4. The Illusion of Choice
I started putting food on the table so that the kids could serve themselves, even the 2 year-old. It’s the same food that I plopped into their plates, but somehow it’s different if they pick it out. Kid psychology 101 I guess. Of course, that bred a different battle. You take it, you eat it, or no more food until you eat what you served yourself. The Princess gets greedy and fills her plate, then realizes that she can’t possibly eat all of it.
5. Happy Tummy?
We have major issues with the Engineer feeling like he needs to eat everything just because it’s there. We’ve been trying to teach him to recognize when his body is full, when it’s hungry, and when to stop eating. So we say, “is your tummy happy?” If it is, stop eating. If not, have another serving. And if the kid just ate a full plate of food, I’ll make him sit for a few minutes to “listen to his tummy” and see if the brain catches up before he tries to stuff himself. No “Clean your plate” around here: we take less to start with, and go back for seconds if we’re still hungry.
Either it’s working, or he’s growing up and maturing. He loves eating cheeseburgers now when a year ago he wouldn’t eat beef at all. He thinks pizza is the greatest thing ever (pineapple, pepperoni, and ham together, yum?) He’ll eat corn reluctantly, and thinks cooked carrots are yummy. Crunchy things are ok now where they used to cause tears. He’ll even eat the potato soup, but it has to be liberally topped with cheese and crackers. We’re making progress.
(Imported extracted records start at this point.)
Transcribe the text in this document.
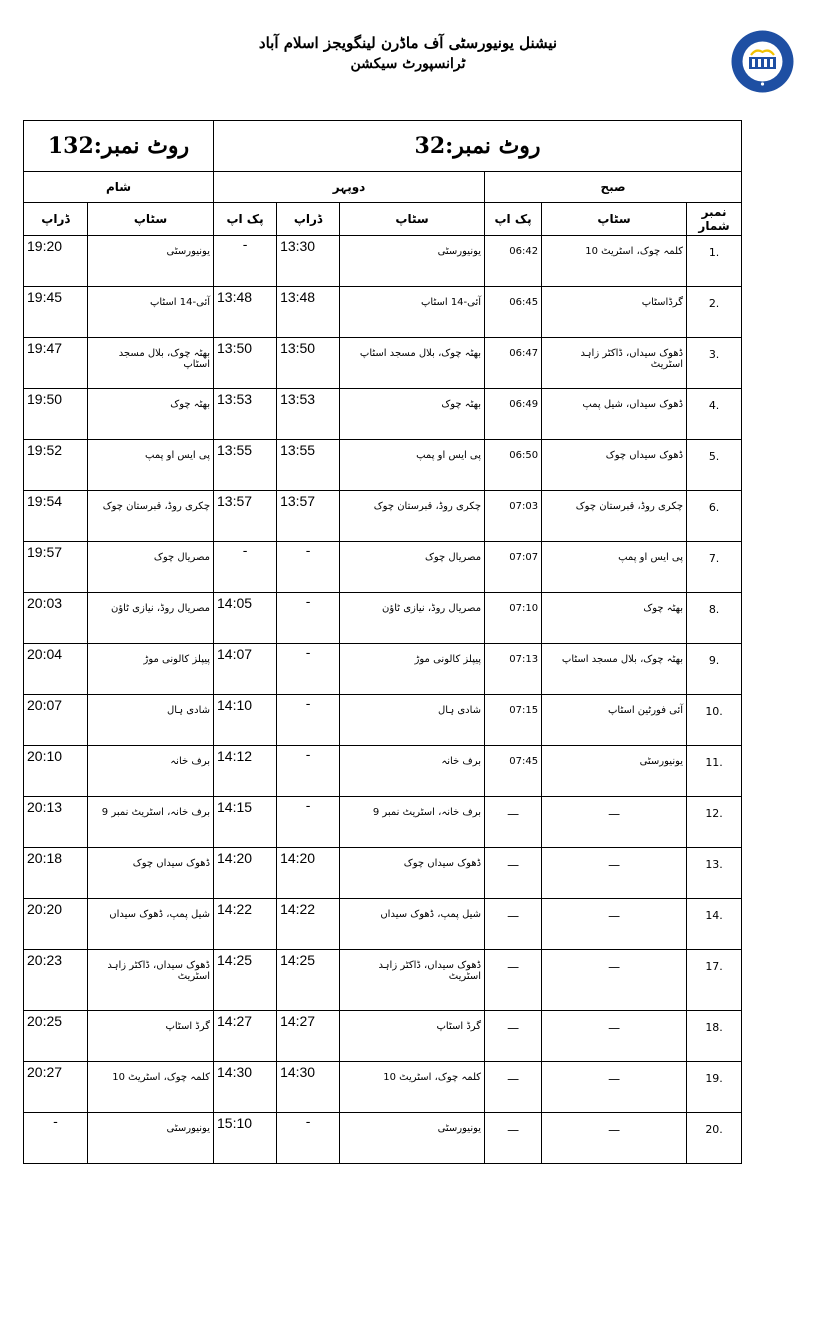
نیشنل یونیورسٹی آف ماڈرن لینگویجز اسلام آباد
ٹرانسپورٹ سیکشن
روٹ نمبر:32						روٹ نمبر:132	
صبح			دوپہر			شام	
نمبر شمار	سٹاپ	پک اپ	سٹاپ	ڈراپ	پک اپ	سٹاپ	ڈراپ
1.	کلمہ چوک، اسٹریٹ 10	06:42	یونیورسٹی	13:30	-	یونیورسٹی	19:20
2.	گرڈاسٹاپ	06:45	آئی-14 اسٹاپ	13:48	13:48	آئی-14 اسٹاپ	19:45
3.	ڈھوک سیداں، ڈاکٹر زاہد اسٹریٹ	06:47	بھٹہ چوک، بلال مسجد اسٹاپ	13:50	13:50	بھٹہ چوک، بلال مسجد اسٹاپ	19:47
4.	ڈھوک سیداں، شیل پمپ	06:49	بھٹہ چوک	13:53	13:53	بھٹہ چوک	19:50
5.	ڈھوک سیداں چوک	06:50	پی ایس او پمپ	13:55	13:55	پی ایس او پمپ	19:52
6.	چکری روڈ، قبرستان چوک	07:03	چکری روڈ، قبرستان چوک	13:57	13:57	چکری روڈ، قبرستان چوک	19:54
7.	پی ایس او پمپ	07:07	مصریال چوک	-	-	مصریال چوک	19:57
8.	بھٹہ چوک	07:10	مصریال روڈ، نیازی ٹاؤن	-	14:05	مصریال روڈ، نیازی ٹاؤن	20:03
9.	بھٹہ چوک، بلال مسجد اسٹاپ	07:13	پیپلز کالونی موڑ	-	14:07	پیپلز کالونی موڑ	20:04
10.	آئی فورٹین اسٹاپ	07:15	شادی ہال	-	14:10	شادی ہال	20:07
11.	یونیورسٹی	07:45	برف خانہ	-	14:12	برف خانہ	20:10
12.	—	—	برف خانہ، اسٹریٹ نمبر 9	-	14:15	برف خانہ، اسٹریٹ نمبر 9	20:13
13.	—	—	ڈھوک سیداں چوک	14:20	14:20	ڈھوک سیداں چوک	20:18
14.	—	—	شیل پمپ، ڈھوک سیداں	14:22	14:22	شیل پمپ، ڈھوک سیداں	20:20
17.	—	—	ڈھوک سیداں، ڈاکٹر زاہد اسٹریٹ	14:25	14:25	ڈھوک سیداں، ڈاکٹر زاہد اسٹریٹ	20:23
18.	—	—	گرڈ اسٹاپ	14:27	14:27	گرڈ اسٹاپ	20:25
19.	—	—	کلمہ چوک، اسٹریٹ 10	14:30	14:30	کلمہ چوک، اسٹریٹ 10	20:27
20.	—	—	یونیورسٹی	-	15:10	یونیورسٹی	-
His pediatrician thinks I should sneak the veggies into things like spaghetti sauce or pizza. I’m reluctant to do that because it feels deceitful, plus I want him to realize that veggies are great all on their own. For now, I’m managing the texture issues by pureeing things. He won’t fuss over celery and onion in the soup if he doesn’t have to crunch on it. Make it small enough, and he’s ok with the flavor. I’ll take it. It’s more flexibility that I’m used to having.
Maybe one day he’ll eat a salad. Something green. I have hope.
I don’t expect he will ever eat broccoli. And that’s ok. I was over 20 before I stopped gagging on broccoli.